Elle a du mal à évaluer la portée de ses projets, les changements de perception, les levées d’à priori qu’ils permettraient. Elle n’a pas de recul suffisant puisqu’elle n’enseigne auprès des détenus qu’un an maximum. Elle constate sur le moment les questionnements qui naissent, se déploient. Elle raconte qu’elle a eu des nouvelles d’un élève, qui, à sa sortie, a demandé à sa famille d’accueil de l’emmener voir le mémorial de la Shoah. Des majeurs viennent à ses cours par curiosité, parce qu’ils ont entendu parler d’elle, de ses projets qui vont souvent à contre-courant de leurs idées reçues, de leur antisémitisme né de leur interprétation du conflit israélo-palestinien. « Cela prouve que j’ai marqué mes élèves ou moins que je les ai dérangés. »
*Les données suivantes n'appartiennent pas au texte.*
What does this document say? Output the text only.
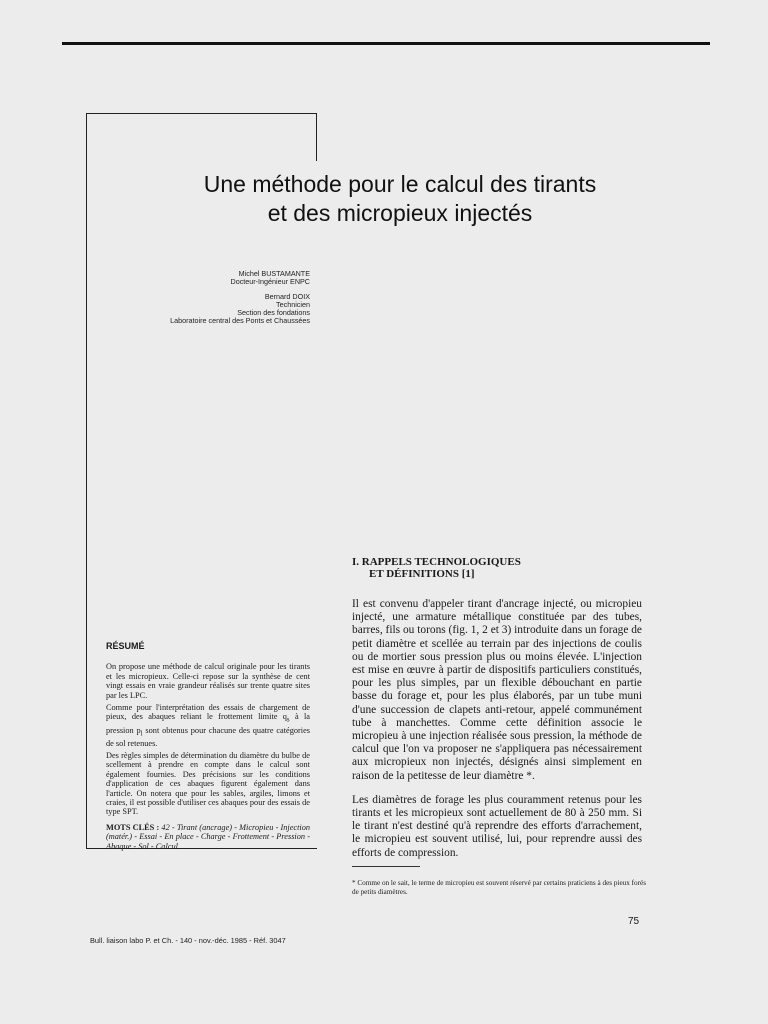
Une méthode pour le calcul des tirants
et des micropieux injectés
Michel BUSTAMANTE
Docteur-Ingénieur ENPC
Bernard DOIX
Technicien
Section des fondations
Laboratoire central des Ponts et Chaussées
RÉSUMÉ

On propose une méthode de calcul originale pour les tirants et les micropieux. Celle-ci repose sur la synthèse de cent vingt essais en vraie grandeur réalisés sur trente quatre sites par les LPC.

Comme pour l'interprétation des essais de chargement de pieux, des abaques reliant le frottement limite $q_s$ à la pression $p_l$ sont obtenus pour chacune des quatre catégories de sol retenues.

Des règles simples de détermination du diamètre du bulbe de scellement à prendre en compte dans le calcul sont également fournies. Des précisions sur les conditions d'application de ces abaques figurent également dans l'article. On notera que pour les sables, argiles, limons et craies, il est possible d'utiliser ces abaques pour des essais de type SPT.

MOTS CLÉS : 42 - Tirant (ancrage) - Micropieu - Injection (matér.) - Essai - En place - Charge - Frottement - Pression - Abaque - Sol - Calcul.

I. RAPPELS TECHNOLOGIQUES
ET DÉFINITIONS [1]

Il est convenu d'appeler tirant d'ancrage injecté, ou micropieu injecté, une armature métallique constituée par des tubes, barres, fils ou torons (fig. 1, 2 et 3) introduite dans un forage de petit diamètre et scellée au terrain par des injections de coulis ou de mortier sous pression plus ou moins élevée. L'injection est mise en œuvre à partir de dispositifs particuliers constitués, pour les plus simples, par un flexible débouchant en partie basse du forage et, pour les plus élaborés, par un tube muni d'une succession de clapets anti-retour, appelé communément tube à manchettes. Comme cette définition associe le micropieu à une injection réalisée sous pression, la méthode de calcul que l'on va proposer ne s'appliquera pas nécessairement aux micropieux non injectés, désignés ainsi simplement en raison de la petitesse de leur diamètre *.

Les diamètres de forage les plus couramment retenus pour les tirants et les micropieux sont actuellement de 80 à 250 mm. Si le tirant n'est destiné qu'à reprendre des efforts d'arrachement, le micropieu est souvent utilisé, lui, pour reprendre aussi des efforts de compression.

* Comme on le sait, le terme de micropieu est souvent réservé par certains praticiens à des pieux forés de petits diamètres.
75
Bull. liaison labo P. et Ch. - 140 - nov.-déc. 1985 - Réf. 3047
Difficile travail en équipe

Elle regrette le peu de travail en équipe, l’absence de temps pour se poser ensemble, car beaucoup d’enseignants sont vacataires, courent entre plusieurs postes. Il n’y a pas vraiment de lieu et les temps sont calés sur le rythme pénitentiaire. Elle a tout de même monté un projet sur l’esclavage et l’idée de race avec une collègue de sciences de la vie et de la Terre. Elles l’ont créé ensemble pendant les vacances. Les temps de rencontre sont rares aussi avec les éducateurs et tous ceux qui travaillent pour la réinsertion des jeunes.

La vie carcérale influe sur la motivation, sur la présence en cours. « Il y a plein de choses que l’on ne maîtrise pas, je ne suis jamais sure de ce qu’il va se passer. S’il y a eu du bruit la veille, des élèves ne vont pas venir en cours car ils sont trop fatigués. » D’autres seront privés de classe en punition d’une bagarre, d’une désobéissance. « Face au choc carcéral, il faut être attrayant pour dépasser le “à quoi ça sert”. Il y a plein de challenge, on n’est jamais dans la routine. Pédagogiquement parlant, c’est très intéressant. »
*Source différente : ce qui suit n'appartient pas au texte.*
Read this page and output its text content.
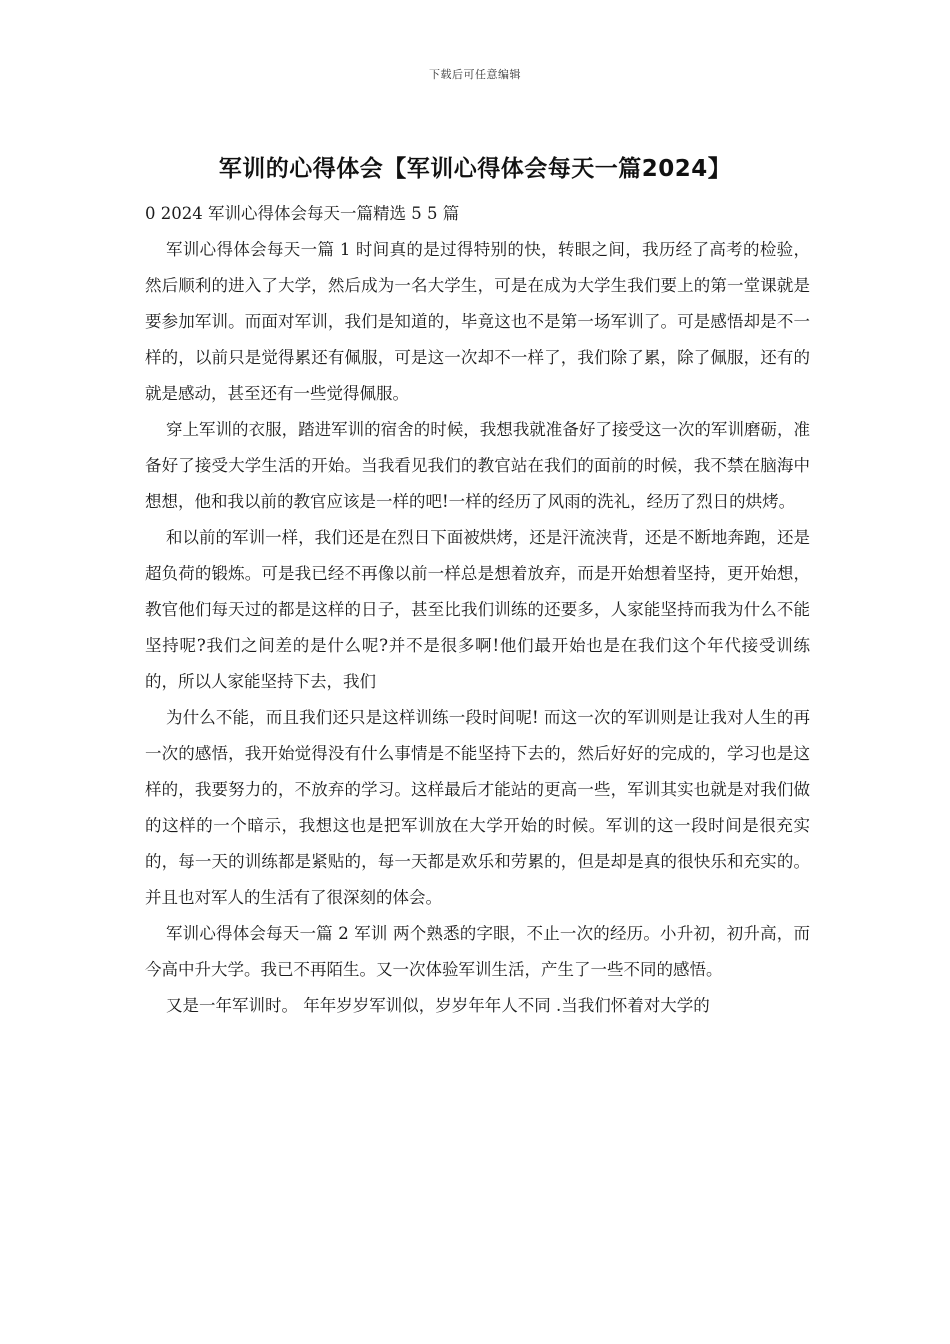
下载后可任意编辑
军训的心得体会【军训心得体会每天一篇2024】

0 2024 军训心得体会每天一篇精选 5 5 篇

军训心得体会每天一篇 1 时间真的是过得特别的快，转眼之间，我历经了高考的检验，然后顺利的进入了大学，然后成为一名大学生，可是在成为大学生我们要上的第一堂课就是要参加军训。而面对军训，我们是知道的，毕竟这也不是第一场军训了。可是感悟却是不一样的，以前只是觉得累还有佩服，可是这一次却不一样了，我们除了累，除了佩服，还有的就是感动，甚至还有一些觉得佩服。

穿上军训的衣服，踏进军训的宿舍的时候，我想我就准备好了接受这一次的军训磨砺，准备好了接受大学生活的开始。当我看见我们的教官站在我们的面前的时候，我不禁在脑海中想想，他和我以前的教官应该是一样的吧!一样的经历了风雨的洗礼，经历了烈日的烘烤。

和以前的军训一样，我们还是在烈日下面被烘烤，还是汗流浃背，还是不断地奔跑，还是超负荷的锻炼。可是我已经不再像以前一样总是想着放弃，而是开始想着坚持，更开始想，教官他们每天过的都是这样的日子，甚至比我们训练的还要多，人家能坚持而我为什么不能坚持呢?我们之间差的是什么呢?并不是很多啊!他们最开始也是在我们这个年代接受训练的，所以人家能坚持下去，我们

为什么不能，而且我们还只是这样训练一段时间呢! 而这一次的军训则是让我对人生的再一次的感悟，我开始觉得没有什么事情是不能坚持下去的，然后好好的完成的，学习也是这样的，我要努力的，不放弃的学习。这样最后才能站的更高一些，军训其实也就是对我们做的这样的一个暗示，我想这也是把军训放在大学开始的时候。军训的这一段时间是很充实的，每一天的训练都是紧贴的，每一天都是欢乐和劳累的，但是却是真的很快乐和充实的。并且也对军人的生活有了很深刻的体会。

军训心得体会每天一篇 2 军训 两个熟悉的字眼，不止一次的经历。小升初，初升高，而今高中升大学。我已不再陌生。又一次体验军训生活，产生了一些不同的感悟。

又是一年军训时。 年年岁岁军训似，岁岁年年人不同 .当我们怀着对大学的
Et puis, grâce à la variété de ses publics, elle sait qu’après une matinée difficile ou passée à attendre des élèves qui ne viendront pas, elle aura, l’après-midi, les apprenants des quartiers spécifiques pour des cours universitaires. Alors, même si elle pressent qu’un jour la fatigue deviendra plus forte que le plaisir d’enseigner dans cette diversité, que la lassitude prendra le pas sur le sentiment d’utilité, elle sait que son choix était le bon. Ce jour là, la reconversion sera difficile pour elle dans un cadre classique. Elle regarde du côté des écoles de la deuxième chance ou pourquoi pas, pense à la création d’un lieu qui n’existe pas encore, là où les jeunes sortant de prison pourraient continuer à apprendre, poursuivre ce qu’ils ont commencé dans l’enceinte carcérale, devenir des élèves comme les autres.